Şimdilerde esas SIR bu son, dördüncü grup: FG hareketi. 2016 darbe girişimi sonrasında haklarında bilgi almak son derece zor; hatta tehlikeli bile olabilir. Harbiyeli küçük çocuklar, gencecik öğrenciler niye hapsedildi ve hâlâ hapis, niye tanınmış üst düzey siviller ve yüksek rütbeliler ve tanınmamış çokluklar öldürüldü, “başlar niye kesildi?”, "niye işkence gördüler?" diye sormak bıçak sırtı bir durum. İsimleri saymıyorum, ne olur ne olmaz. “15 Temmuz 2016 gecesi Akıncı Üssü'nde neler oldu”, “1. Köprü'de kim kimi öldürdü?” vb. soruları sormak ise hiç akıl karı değil. Başınıza ne geleceği belli olmaz.
Siz-siz olun, tehlikelerden uzak durun.
Ama bir damla vicdanınız var ise, sesini, kalemini TV haber kanallarında, gündelik gazetelerde artık duyuramayan, yurt dışına kaçmış/taşınmış dindar, sağ ve dinsiz veya az dinli soldan çok sayıda ve çok değerli Türkiyeli gazetecinin, YouTube kanallarındaki müthiş haberleri bir izleyin. Kendinizi, ufkunuzu yenileyin; ve farklı bir içerik ve bağlamda dünya kaç bucakmış geçmiş anlayışlarınızı geliştirip düzelterek ülkede olup bitenleri yeniden kavramaya çalışın.

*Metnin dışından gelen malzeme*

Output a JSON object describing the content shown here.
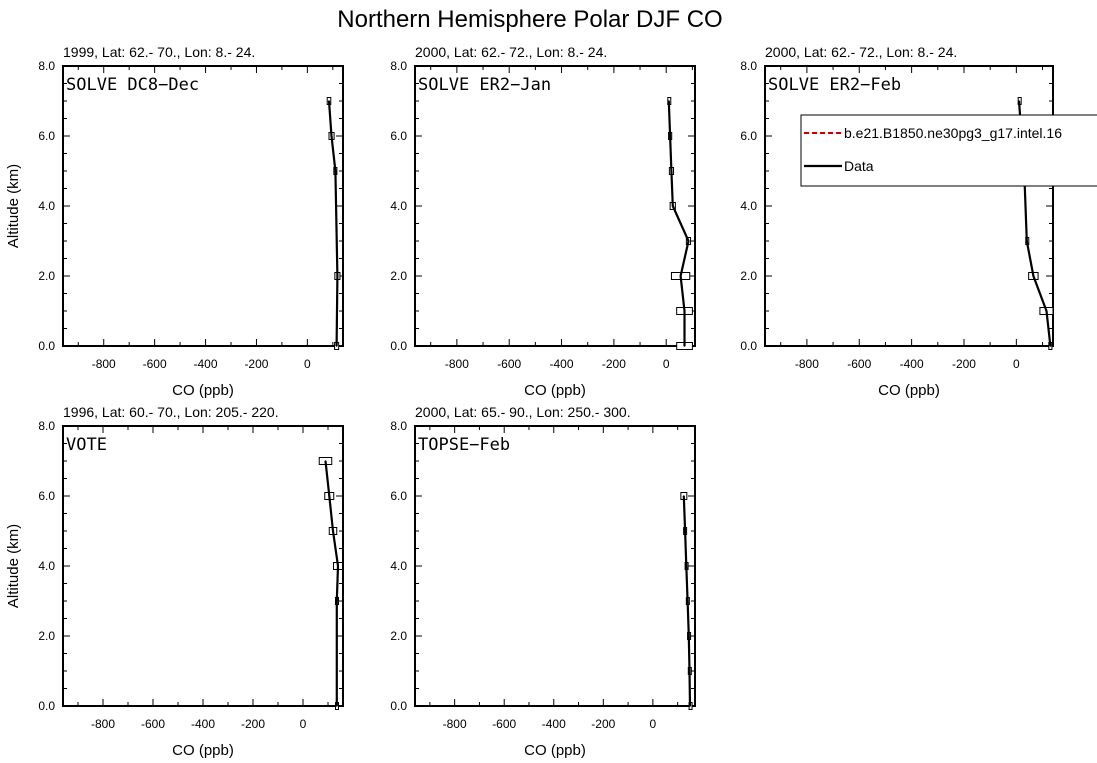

* Bu bilgiyi uzun yıllar cezaevini mekan edinmiş, ne acı ki, gencecik yaşta müteveffa, çok değerli insan hakları savunucusu Şaban Dayanan'dan öğrenmiştim. Bir konuşmamızda Hanefi Avcı'yı tanımlarken, heyecanla “işkencecim” tabirini kullanmıştı.